Devant la très simple façade de briques grises de la basilique, une grande tribune drapée de pourpre et d'or avait été dressée pour le maître de Barcelone et ses invités. Le trône de la reine du tournoi en occupait le centre. De chaque côté, se faisant face de hauts balcons de bois avaient été dressés le long des maisons. Les señoras et les señoritas de la ville y prenaient place dans leurs plus beaux atours, accompagnées de leurs époux, de leurs pères ou de leurs amants. Elles composaient ainsi une double guirlande colorée et scintillante, digne d'une cour royale, et le petit peuple qui s'entassait derrière des barrières tendues de soie dans des habits aux couleurs joyeuses ne déparait pas le tableau. Ce n'étaient partout que rubans, banderoles et bannières qu'un vent léger faisait voltiger. Tout cela bruissait, frissonnait, et la cité, en ce beau jour, n'était plus que soie, or et argent comme une immense tapisserie qui se serait mise à vivre par la volonté de quelque tout-puissant magicien.

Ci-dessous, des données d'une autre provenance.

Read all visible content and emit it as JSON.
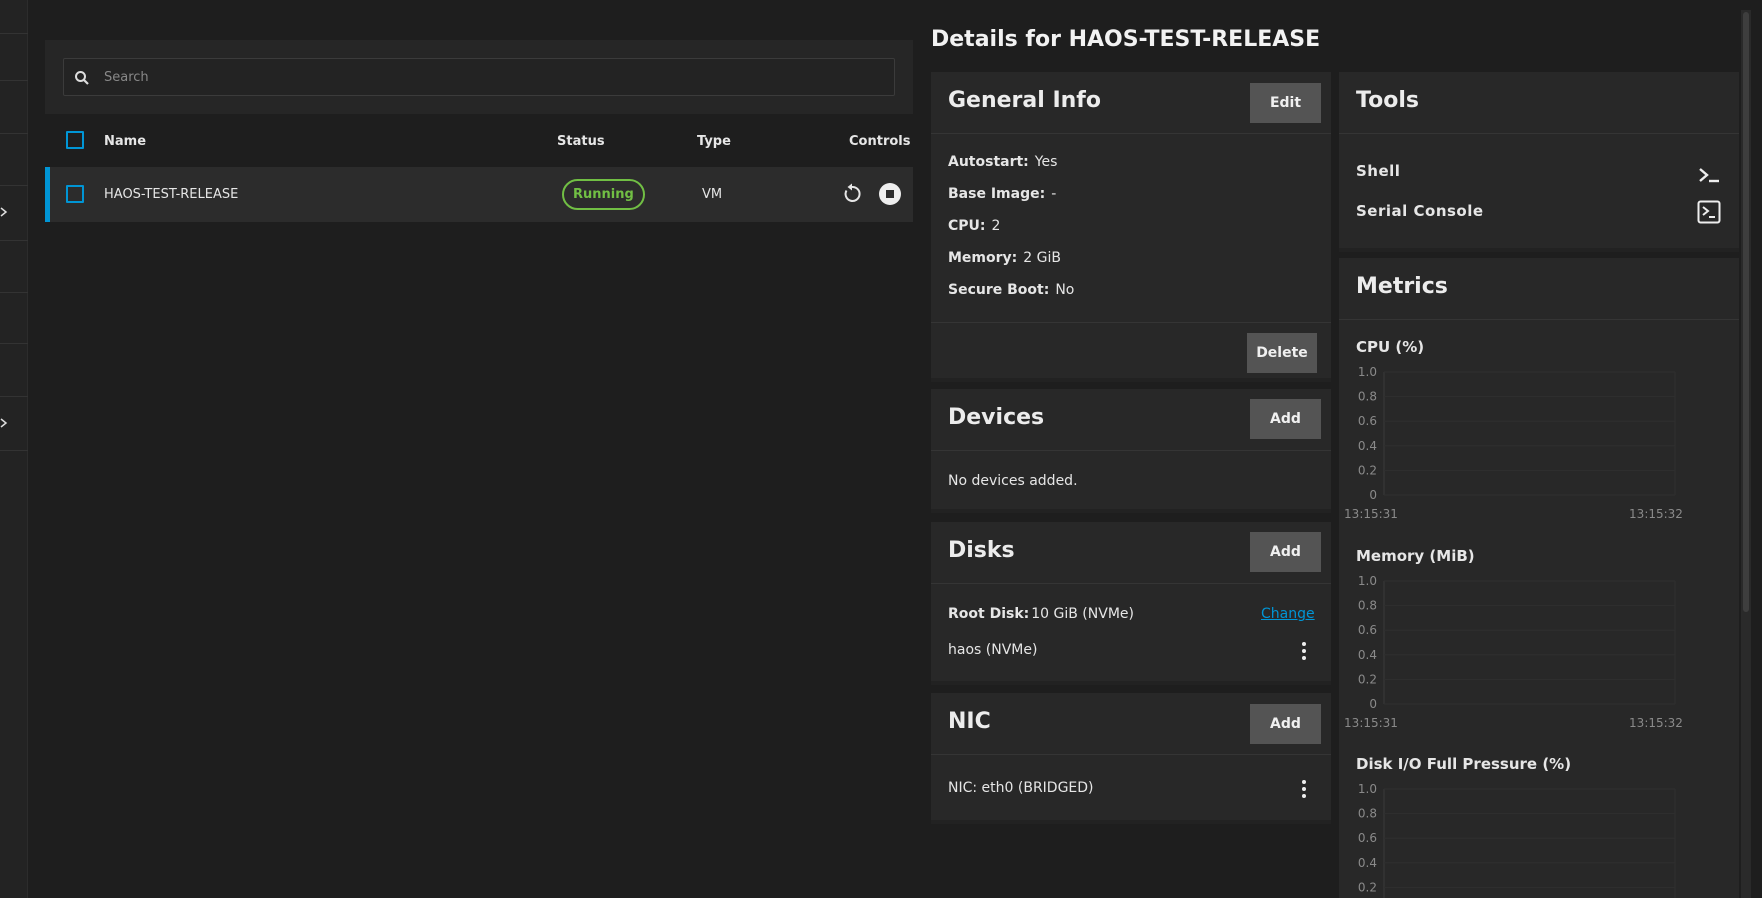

Justement ledit magicien allait faire son apparition. Annonçé par la sonnerie triomphale des longues trompettes d'argent auxquelles pendait, sur un carré de cendal les armoiries de la ville, précédé de porte-étendard qui faisaient tournoyer et lançaient en l'air leurs bannières bariolées, un brillant cortège venait de faire son apparition. En tête, vêtu de velours vert sombre ourlé de zibeline, un large collier d'or ciselé au cou et une fortune en perles et en rubis à son bonnet marchait Juan Fernández Manrique de Lara, le plus haut représentant de Catalogne, le vice-roi sans couronne de cet étrange État de la monarchie hispanique. Le pouvoir politique lui avait été dévolu quand l'Empereur n'était pas en Espagne. Pour le moment, le seul chef, c'était cet homme exceptionnel sur les larges épaules duquel reposaient l'une des plus grosses fortune d'Europe, les responsabilités du pouvoir et les ramifications compliquées d'une politique qui ne s'étendait pas seulement aux relations avec les autres provinces Espagnoles mais aussi avec les grandes puissances telles que l'Angleterre, l'Allemagne et les Pays-bas Espagnols.
Répondant d'un sourire et d'un geste de la main aux vivats frénétiques dont la foule saluait son arrivée, il s'avança vers la grande tribune, menant par la main celle qui allait être la reine du tournoi, sa fille Ana que l'on acclamait presque autant que son guide et que la fille d'Isabella détestait de toute l'ardeur jalouse de ses jeunes années. D'autant plus qu'elle était bien obligée d'admettre, même si cela lui arrachait le cœur, que cette rivale inconsciente était absolument ravissante.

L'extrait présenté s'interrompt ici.